Men cannot degrade themselves (either consciously or subconsciously) by undertaking menial women’s work.
So, even if a working-class man is pitifully downtrodden under capitalism (and many are), he can take solace in knowing that he still wields domestic power over women.
But why would the ruling class be concerned with the division of domestic labour within the private sphere?
Surely the ruling class is only concerned with the role of men and women in the public sphere, where their exploitation is profitable? To resolve this apparent conflict, we must examine the dual purpose of sex stereotypes.
Ideological oppression in the form of sex stereotypes serves a dual purpose to capitalism.
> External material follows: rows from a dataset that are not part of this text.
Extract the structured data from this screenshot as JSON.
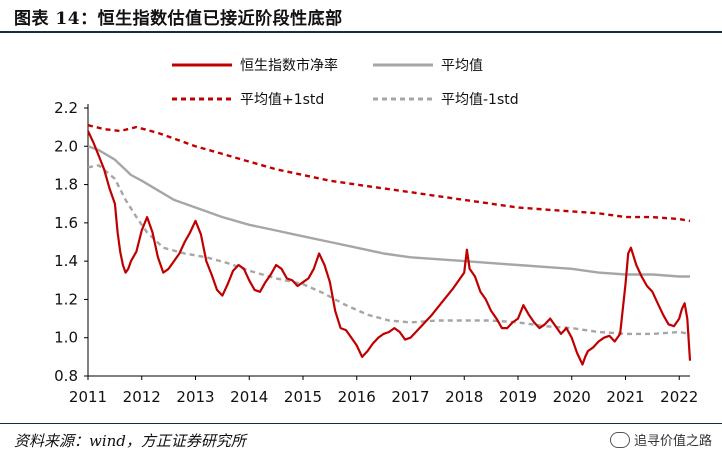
{
  "title": "图表 14：恒生指数估值已接近阶段性底部",
  "source": "资料来源：wind，方正证券研究所",
  "watermark": "追寻价值之路",
  "chart_data": {
    "type": "line",
    "ylim": [
      0.8,
      2.2
    ],
    "yticks": [
      "0.8",
      "1.0",
      "1.2",
      "1.4",
      "1.6",
      "1.8",
      "2.0",
      "2.2"
    ],
    "xlim": [
      2011.0,
      2022.2
    ],
    "xticks": [
      "2011",
      "2012",
      "2013",
      "2014",
      "2015",
      "2016",
      "2017",
      "2018",
      "2019",
      "2020",
      "2021",
      "2022"
    ],
    "grid": false,
    "legend_position": "top",
    "series": [
      {
        "name": "恒生指数市净率",
        "color": "#c00000",
        "style": "solid",
        "x": [
          2011.0,
          2011.1,
          2011.2,
          2011.3,
          2011.4,
          2011.5,
          2011.55,
          2011.6,
          2011.65,
          2011.7,
          2011.75,
          2011.8,
          2011.9,
          2012.0,
          2012.1,
          2012.2,
          2012.3,
          2012.4,
          2012.5,
          2012.6,
          2012.7,
          2012.8,
          2012.9,
          2013.0,
          2013.1,
          2013.2,
          2013.3,
          2013.4,
          2013.5,
          2013.6,
          2013.7,
          2013.8,
          2013.9,
          2014.0,
          2014.1,
          2014.2,
          2014.3,
          2014.4,
          2014.5,
          2014.6,
          2014.7,
          2014.8,
          2014.9,
          2015.0,
          2015.1,
          2015.2,
          2015.3,
          2015.4,
          2015.5,
          2015.6,
          2015.7,
          2015.8,
          2015.9,
          2016.0,
          2016.1,
          2016.2,
          2016.3,
          2016.4,
          2016.5,
          2016.6,
          2016.7,
          2016.8,
          2016.9,
          2017.0,
          2017.2,
          2017.4,
          2017.6,
          2017.8,
          2018.0,
          2018.05,
          2018.1,
          2018.2,
          2018.3,
          2018.4,
          2018.5,
          2018.6,
          2018.7,
          2018.8,
          2018.9,
          2019.0,
          2019.1,
          2019.2,
          2019.3,
          2019.4,
          2019.5,
          2019.6,
          2019.7,
          2019.8,
          2019.9,
          2020.0,
          2020.1,
          2020.2,
          2020.25,
          2020.3,
          2020.4,
          2020.5,
          2020.6,
          2020.7,
          2020.8,
          2020.9,
          2021.0,
          2021.05,
          2021.1,
          2021.2,
          2021.3,
          2021.4,
          2021.5,
          2021.6,
          2021.7,
          2021.8,
          2021.9,
          2022.0,
          2022.05,
          2022.1,
          2022.15,
          2022.2
        ],
        "y": [
          2.08,
          2.02,
          1.95,
          1.88,
          1.78,
          1.7,
          1.55,
          1.45,
          1.38,
          1.34,
          1.36,
          1.4,
          1.45,
          1.56,
          1.63,
          1.55,
          1.42,
          1.34,
          1.36,
          1.4,
          1.44,
          1.5,
          1.55,
          1.61,
          1.54,
          1.4,
          1.33,
          1.25,
          1.22,
          1.28,
          1.35,
          1.38,
          1.36,
          1.3,
          1.25,
          1.24,
          1.29,
          1.33,
          1.38,
          1.36,
          1.31,
          1.3,
          1.27,
          1.29,
          1.31,
          1.36,
          1.44,
          1.38,
          1.29,
          1.14,
          1.05,
          1.04,
          1.0,
          0.96,
          0.9,
          0.93,
          0.97,
          1.0,
          1.02,
          1.03,
          1.05,
          1.03,
          0.99,
          1.0,
          1.06,
          1.12,
          1.19,
          1.26,
          1.34,
          1.46,
          1.36,
          1.32,
          1.24,
          1.2,
          1.14,
          1.1,
          1.05,
          1.05,
          1.08,
          1.1,
          1.17,
          1.12,
          1.08,
          1.05,
          1.07,
          1.1,
          1.06,
          1.02,
          1.05,
          1.0,
          0.92,
          0.86,
          0.9,
          0.93,
          0.95,
          0.98,
          1.0,
          1.01,
          0.98,
          1.02,
          1.28,
          1.44,
          1.47,
          1.38,
          1.32,
          1.27,
          1.24,
          1.18,
          1.12,
          1.07,
          1.06,
          1.1,
          1.15,
          1.18,
          1.1,
          0.88
        ]
      },
      {
        "name": "平均值",
        "color": "#a6a6a6",
        "style": "solid",
        "x": [
          2011.0,
          2011.2,
          2011.5,
          2011.8,
          2012.0,
          2012.3,
          2012.6,
          2013.0,
          2013.5,
          2014.0,
          2014.5,
          2015.0,
          2015.5,
          2016.0,
          2016.5,
          2017.0,
          2017.5,
          2018.0,
          2018.5,
          2019.0,
          2019.5,
          2020.0,
          2020.5,
          2021.0,
          2021.5,
          2022.0,
          2022.2
        ],
        "y": [
          2.0,
          1.98,
          1.93,
          1.85,
          1.82,
          1.77,
          1.72,
          1.68,
          1.63,
          1.59,
          1.56,
          1.53,
          1.5,
          1.47,
          1.44,
          1.42,
          1.41,
          1.4,
          1.39,
          1.38,
          1.37,
          1.36,
          1.34,
          1.33,
          1.33,
          1.32,
          1.32
        ]
      },
      {
        "name": "平均值+1std",
        "color": "#c00000",
        "style": "dashed",
        "x": [
          2011.0,
          2011.3,
          2011.6,
          2011.9,
          2012.3,
          2012.7,
          2013.0,
          2013.5,
          2014.0,
          2014.5,
          2015.0,
          2015.5,
          2016.0,
          2016.5,
          2017.0,
          2017.5,
          2018.0,
          2018.5,
          2019.0,
          2019.5,
          2020.0,
          2020.5,
          2021.0,
          2021.5,
          2022.0,
          2022.2
        ],
        "y": [
          2.11,
          2.09,
          2.08,
          2.1,
          2.07,
          2.03,
          2.0,
          1.96,
          1.92,
          1.88,
          1.85,
          1.82,
          1.8,
          1.78,
          1.76,
          1.74,
          1.72,
          1.7,
          1.68,
          1.67,
          1.66,
          1.65,
          1.63,
          1.63,
          1.62,
          1.61
        ]
      },
      {
        "name": "平均值-1std",
        "color": "#a6a6a6",
        "style": "dashed",
        "x": [
          2011.0,
          2011.2,
          2011.5,
          2011.7,
          2011.9,
          2012.1,
          2012.4,
          2012.8,
          2013.2,
          2013.6,
          2014.0,
          2014.5,
          2015.0,
          2015.4,
          2015.8,
          2016.2,
          2016.6,
          2017.0,
          2017.5,
          2018.0,
          2018.5,
          2019.0,
          2019.5,
          2020.0,
          2020.5,
          2021.0,
          2021.5,
          2022.0,
          2022.2
        ],
        "y": [
          1.89,
          1.9,
          1.83,
          1.72,
          1.63,
          1.55,
          1.47,
          1.44,
          1.42,
          1.39,
          1.35,
          1.31,
          1.28,
          1.23,
          1.17,
          1.12,
          1.09,
          1.08,
          1.09,
          1.09,
          1.09,
          1.08,
          1.06,
          1.05,
          1.03,
          1.02,
          1.02,
          1.03,
          1.02
        ]
      }
    ]
  }
}
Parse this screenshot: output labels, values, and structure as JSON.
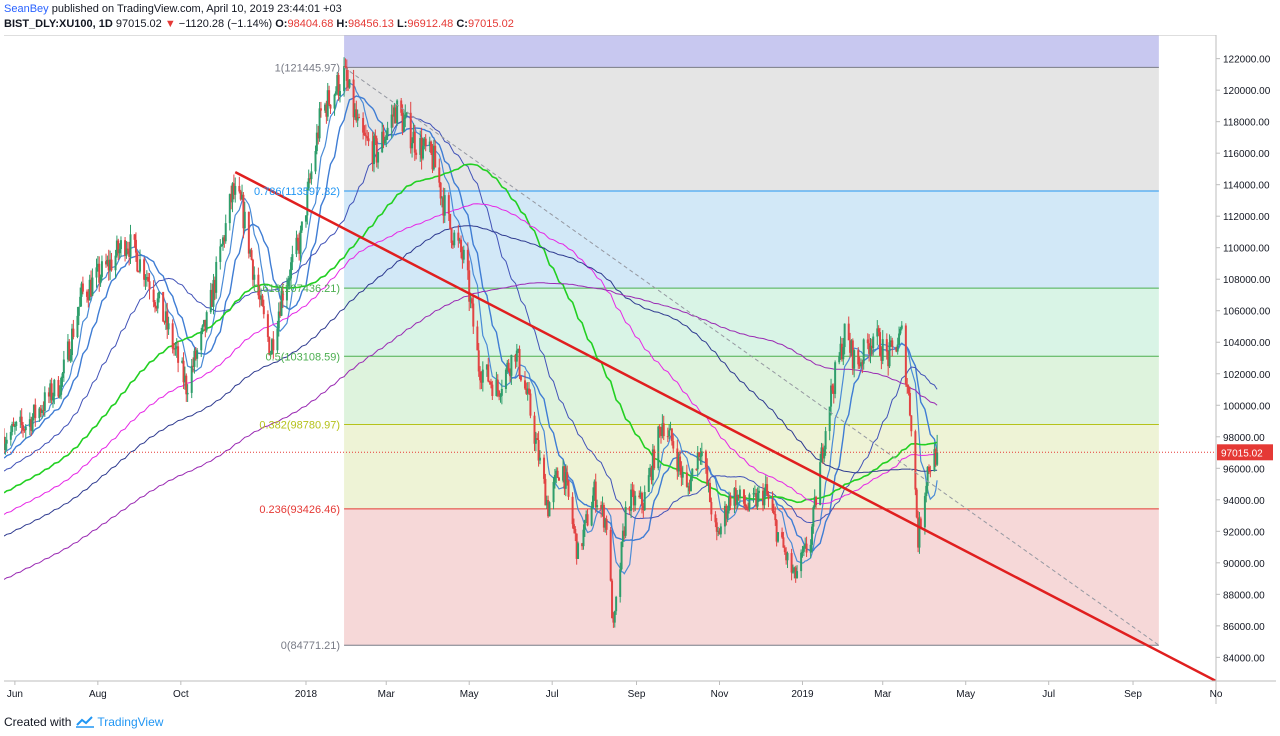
{
  "header": {
    "author": "SeanBey",
    "published_text": "published on TradingView.com, April 10, 2019 23:44:01 +03",
    "symbol": "BIST_DLY:XU100, 1D",
    "last": "97015.02",
    "change_arrow": "▼",
    "change": "−1120.28 (−1.14%)",
    "open_label": "O:",
    "open": "98404.68",
    "high_label": "H:",
    "high": "98456.13",
    "low_label": "L:",
    "low": "96912.48",
    "close_label": "C:",
    "close": "97015.02"
  },
  "footer": {
    "created_with": "Created with",
    "brand": "TradingView"
  },
  "colors": {
    "up": "#2e9e6b",
    "down": "#e24343",
    "fib_top": "#c8c8f0",
    "fib_1_0786": "#e5e5e5",
    "fib_0786_0618": "#d2e8f7",
    "fib_0618_05": "#d9f4e6",
    "fib_05_0382": "#def3dd",
    "fib_0382_0236": "#eef3d6",
    "fib_0236_0": "#f6d8d8",
    "trendline": "#e01f1f",
    "price_tag": "#e53935"
  },
  "chart_data": {
    "type": "candlestick",
    "ylim": [
      82500,
      123500
    ],
    "y_ticks": [
      "84000.00",
      "86000.00",
      "88000.00",
      "90000.00",
      "92000.00",
      "94000.00",
      "96000.00",
      "98000.00",
      "100000.00",
      "102000.00",
      "104000.00",
      "106000.00",
      "108000.00",
      "110000.00",
      "112000.00",
      "114000.00",
      "116000.00",
      "118000.00",
      "120000.00",
      "122000.00"
    ],
    "y_tick_values": [
      84000,
      86000,
      88000,
      90000,
      92000,
      94000,
      96000,
      98000,
      100000,
      102000,
      104000,
      106000,
      108000,
      110000,
      112000,
      114000,
      116000,
      118000,
      120000,
      122000
    ],
    "x_labels": [
      "Jun",
      "Aug",
      "Oct",
      "2018",
      "Mar",
      "May",
      "Jul",
      "Sep",
      "Nov",
      "2019",
      "Mar",
      "May",
      "Jul",
      "Sep",
      "No"
    ],
    "x_label_dates": [
      "2017-06-01",
      "2017-08-01",
      "2017-10-01",
      "2018-01-01",
      "2018-03-01",
      "2018-05-01",
      "2018-07-01",
      "2018-09-01",
      "2018-11-01",
      "2019-01-01",
      "2019-03-01",
      "2019-05-01",
      "2019-07-01",
      "2019-09-01",
      "2019-11-01"
    ],
    "x_range": [
      "2017-05-24",
      "2019-11-01"
    ],
    "current_price_label": "97015.02",
    "current_price": 97015.02,
    "fib_retracement": {
      "start_date": "2018-01-29",
      "end_date": "2019-09-20",
      "levels": [
        {
          "ratio": 1,
          "label": "1(121445.97)",
          "price": 121445.97
        },
        {
          "ratio": 0.786,
          "label": "0.786(113597.32)",
          "price": 113597.32
        },
        {
          "ratio": 0.618,
          "label": "0.618(107436.21)",
          "price": 107436.21
        },
        {
          "ratio": 0.5,
          "label": "0.5(103108.59)",
          "price": 103108.59
        },
        {
          "ratio": 0.382,
          "label": "0.382(98780.97)",
          "price": 98780.97
        },
        {
          "ratio": 0.236,
          "label": "0.236(93426.46)",
          "price": 93426.46
        },
        {
          "ratio": 0,
          "label": "0(84771.21)",
          "price": 84771.21
        }
      ],
      "top_price": 123500
    },
    "trendline": {
      "start_date": "2017-11-10",
      "start_price": 114800,
      "end_date": "2019-11-01",
      "end_price": 82500
    },
    "dashed_line": {
      "start_date": "2018-01-29",
      "start_price": 121445,
      "end_date": "2019-09-20",
      "end_price": 84771
    },
    "anchors": [
      [
        "2017-05-24",
        98000
      ],
      [
        "2017-06-10",
        98800
      ],
      [
        "2017-07-05",
        101500
      ],
      [
        "2017-07-20",
        107000
      ],
      [
        "2017-08-10",
        109000
      ],
      [
        "2017-08-22",
        110500
      ],
      [
        "2017-09-05",
        108500
      ],
      [
        "2017-09-20",
        105200
      ],
      [
        "2017-10-05",
        101200
      ],
      [
        "2017-10-20",
        105200
      ],
      [
        "2017-11-08",
        113500
      ],
      [
        "2017-11-15",
        112500
      ],
      [
        "2017-11-28",
        106500
      ],
      [
        "2017-12-06",
        103500
      ],
      [
        "2017-12-14",
        107000
      ],
      [
        "2017-12-28",
        110500
      ],
      [
        "2018-01-12",
        118500
      ],
      [
        "2018-01-29",
        121000
      ],
      [
        "2018-02-10",
        117000
      ],
      [
        "2018-02-22",
        116000
      ],
      [
        "2018-03-08",
        118800
      ],
      [
        "2018-03-22",
        116800
      ],
      [
        "2018-04-05",
        115500
      ],
      [
        "2018-04-16",
        111500
      ],
      [
        "2018-04-28",
        109000
      ],
      [
        "2018-05-08",
        102500
      ],
      [
        "2018-05-22",
        101000
      ],
      [
        "2018-06-04",
        103500
      ],
      [
        "2018-06-14",
        100000
      ],
      [
        "2018-06-28",
        93500
      ],
      [
        "2018-07-08",
        96500
      ],
      [
        "2018-07-20",
        90500
      ],
      [
        "2018-08-01",
        94500
      ],
      [
        "2018-08-10",
        92500
      ],
      [
        "2018-08-15",
        85600
      ],
      [
        "2018-08-25",
        94000
      ],
      [
        "2018-09-06",
        93800
      ],
      [
        "2018-09-20",
        99000
      ],
      [
        "2018-09-28",
        97500
      ],
      [
        "2018-10-08",
        94500
      ],
      [
        "2018-10-18",
        97500
      ],
      [
        "2018-10-30",
        91500
      ],
      [
        "2018-11-10",
        94500
      ],
      [
        "2018-11-22",
        93500
      ],
      [
        "2018-12-05",
        94500
      ],
      [
        "2018-12-15",
        91500
      ],
      [
        "2018-12-26",
        89000
      ],
      [
        "2019-01-07",
        91500
      ],
      [
        "2019-01-20",
        100000
      ],
      [
        "2019-02-01",
        104500
      ],
      [
        "2019-02-10",
        102500
      ],
      [
        "2019-02-22",
        104500
      ],
      [
        "2019-03-05",
        103000
      ],
      [
        "2019-03-15",
        104500
      ],
      [
        "2019-03-22",
        99000
      ],
      [
        "2019-03-27",
        91500
      ],
      [
        "2019-04-03",
        96000
      ],
      [
        "2019-04-10",
        97015
      ]
    ],
    "moving_averages": [
      {
        "period": 10,
        "color": "#4a8bd6",
        "width": 1.2
      },
      {
        "period": 20,
        "color": "#3f7dd4",
        "width": 1.4
      },
      {
        "period": 50,
        "color": "#4253b8",
        "width": 1
      },
      {
        "period": 100,
        "color": "#22d022",
        "width": 1.6
      },
      {
        "period": 150,
        "color": "#e628e6",
        "width": 1
      },
      {
        "period": 200,
        "color": "#2f3b90",
        "width": 1
      },
      {
        "period": 300,
        "color": "#9a2ab3",
        "width": 1
      }
    ]
  }
}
First, it allows for effective control of reproductive labour. Second, it divides the working class into two halves, creating antagonisms between the two which need not exist.
While Engels, Clara Zetkin and other early 20th-century Marxist thinkers imagined that the antagonisms between sexes would diminish as women entered the workplace, they underestimated the universalism of women’s ideological oppression.
The universal, naturalised nature of sex stereotypes has become painfully apparent.
Coronavirus lockdown measures have forced many women to acknowledge a reality that they have been wilfully denying (an act of psychological self-preservation) — there is no equality in the home.
While both partners and children are at home, there is no ambiguity as to which sex takes on the bulk of day-to-day domestic labour.
Though it may be uncomfortable for men to acknowledge their role in this ideological oppression, the material discomfort of their exhausted partners is significantly higher.